Knitting a Round Yoke

I love circular yokes, and I love to draw out the designs. I tend to draw quite a few designs at a time, and then choose my favorite. Here's the design for the teddy bear yoke that I'm making right now.

This teddy bear sweater follows the pattern at www.knitnatters.com exactly except for the heart design for the yoke. In fact, all those sweaters are alike except for the yoke design.

You might think it's a waste of time to knit a circular teddy bear sweater, but it's a great way to try a circular yoke before you put one on a big project. For most sweaters, you have to make a circular yoke for the front and another for the back because the machine only has 200 needles. These yokes are wide. Big sweaters need a taller yoke and more decreases, as well, but all the techniques are the same.

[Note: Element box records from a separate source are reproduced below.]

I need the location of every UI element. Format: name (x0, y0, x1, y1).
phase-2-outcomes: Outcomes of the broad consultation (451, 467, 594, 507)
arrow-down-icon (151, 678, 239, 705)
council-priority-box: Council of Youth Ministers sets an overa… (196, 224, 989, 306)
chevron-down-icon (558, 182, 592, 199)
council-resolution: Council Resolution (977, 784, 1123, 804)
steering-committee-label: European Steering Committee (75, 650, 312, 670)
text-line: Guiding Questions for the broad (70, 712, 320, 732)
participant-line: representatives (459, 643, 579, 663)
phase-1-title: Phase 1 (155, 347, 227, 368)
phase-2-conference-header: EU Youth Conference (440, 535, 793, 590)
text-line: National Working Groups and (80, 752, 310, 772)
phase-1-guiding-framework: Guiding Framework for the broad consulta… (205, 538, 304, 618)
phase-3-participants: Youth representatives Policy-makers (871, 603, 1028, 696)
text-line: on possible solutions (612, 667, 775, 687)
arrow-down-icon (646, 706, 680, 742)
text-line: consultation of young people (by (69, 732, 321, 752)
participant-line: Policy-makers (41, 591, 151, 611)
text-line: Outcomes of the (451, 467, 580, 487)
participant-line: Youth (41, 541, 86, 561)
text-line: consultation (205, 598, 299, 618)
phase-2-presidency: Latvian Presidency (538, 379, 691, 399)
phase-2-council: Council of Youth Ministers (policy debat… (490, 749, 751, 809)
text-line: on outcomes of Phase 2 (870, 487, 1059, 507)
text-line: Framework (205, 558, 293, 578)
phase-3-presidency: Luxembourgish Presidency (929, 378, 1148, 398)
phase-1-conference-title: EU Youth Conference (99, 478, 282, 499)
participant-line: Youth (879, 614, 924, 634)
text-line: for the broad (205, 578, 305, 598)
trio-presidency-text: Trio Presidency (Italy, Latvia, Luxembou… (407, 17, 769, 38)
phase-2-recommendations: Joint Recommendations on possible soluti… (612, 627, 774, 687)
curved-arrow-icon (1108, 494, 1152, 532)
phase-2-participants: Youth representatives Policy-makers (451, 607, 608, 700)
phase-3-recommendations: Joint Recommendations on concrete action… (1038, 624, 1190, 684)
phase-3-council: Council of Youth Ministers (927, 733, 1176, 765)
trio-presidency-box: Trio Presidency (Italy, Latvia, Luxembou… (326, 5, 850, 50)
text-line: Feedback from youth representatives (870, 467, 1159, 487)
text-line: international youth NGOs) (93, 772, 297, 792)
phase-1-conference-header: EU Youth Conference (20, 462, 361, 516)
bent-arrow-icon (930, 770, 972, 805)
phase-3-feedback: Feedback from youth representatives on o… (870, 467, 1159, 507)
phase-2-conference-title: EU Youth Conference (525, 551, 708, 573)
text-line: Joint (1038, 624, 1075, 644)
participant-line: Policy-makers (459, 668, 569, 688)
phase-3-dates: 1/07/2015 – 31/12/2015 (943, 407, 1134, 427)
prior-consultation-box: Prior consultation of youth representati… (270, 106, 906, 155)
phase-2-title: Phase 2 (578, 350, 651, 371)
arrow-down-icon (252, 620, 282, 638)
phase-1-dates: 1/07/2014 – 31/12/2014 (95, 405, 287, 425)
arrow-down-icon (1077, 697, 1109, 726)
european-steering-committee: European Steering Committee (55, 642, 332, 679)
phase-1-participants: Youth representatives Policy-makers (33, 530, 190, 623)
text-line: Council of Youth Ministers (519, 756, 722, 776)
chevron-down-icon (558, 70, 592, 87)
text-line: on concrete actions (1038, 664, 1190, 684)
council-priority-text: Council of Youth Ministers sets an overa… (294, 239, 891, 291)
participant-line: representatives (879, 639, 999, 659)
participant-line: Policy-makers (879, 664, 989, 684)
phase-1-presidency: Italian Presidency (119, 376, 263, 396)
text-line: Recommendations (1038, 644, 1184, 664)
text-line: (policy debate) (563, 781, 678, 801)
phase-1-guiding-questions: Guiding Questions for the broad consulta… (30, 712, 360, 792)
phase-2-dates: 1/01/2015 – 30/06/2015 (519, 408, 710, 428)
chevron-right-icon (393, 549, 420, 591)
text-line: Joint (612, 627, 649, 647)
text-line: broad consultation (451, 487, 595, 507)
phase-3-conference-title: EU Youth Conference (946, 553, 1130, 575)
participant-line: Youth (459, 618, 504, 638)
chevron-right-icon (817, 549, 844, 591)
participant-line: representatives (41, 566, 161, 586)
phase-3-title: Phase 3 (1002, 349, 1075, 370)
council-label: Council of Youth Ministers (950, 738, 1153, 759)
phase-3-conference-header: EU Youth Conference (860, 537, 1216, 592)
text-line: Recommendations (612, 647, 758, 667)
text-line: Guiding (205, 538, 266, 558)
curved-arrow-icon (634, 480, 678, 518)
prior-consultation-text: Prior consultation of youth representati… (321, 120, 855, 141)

A circular yoke needs some blank rows where you can do the decrease shaping - that's what the white rows above and below the hearts are for.

A circular yoke needs a border design. It's a rectangle, like the design above, but the decreases will bend it into a circle. And, there's a certain math to a circular yoke. You need whole repeats to fit in the number of stitches for each part of the yoke.

The teddy bear year begins with 160 stitches + 2 stitches on each edge for seaming. 160 is evenly divisible by eight, the width of the scallops below the hearts. Then you decrease to 120 stitches + 2 for seaming, and the heart patterns are 24 stitches. 24 divides evenly into 120, so that's good. Then in the second white rows, the decreases take it down to 80 stitches + 2 edge stitches - and that scallop is eight stitches in a repeat.


  1. Celinda, I do use DAK but I didn't use it for the Teddy Bear Sweater. I believe I just wrote a pattern with a measuring tape and calculator. Of course, I originally wrote the pattern so long ago that I hardly remember.

    I just DAK and a KnitLeader and I also chart from scratch, just depending on what I'm doing.

  2. OH - Celinda, I did use DAK for the heart design! I'll bet that's what you're asking about. That's the DAK stitch view that I used for the picture.

    I think DAK is ideal for stitch designs, and especially like to do "view repeats" so I can make sure I have the edges right.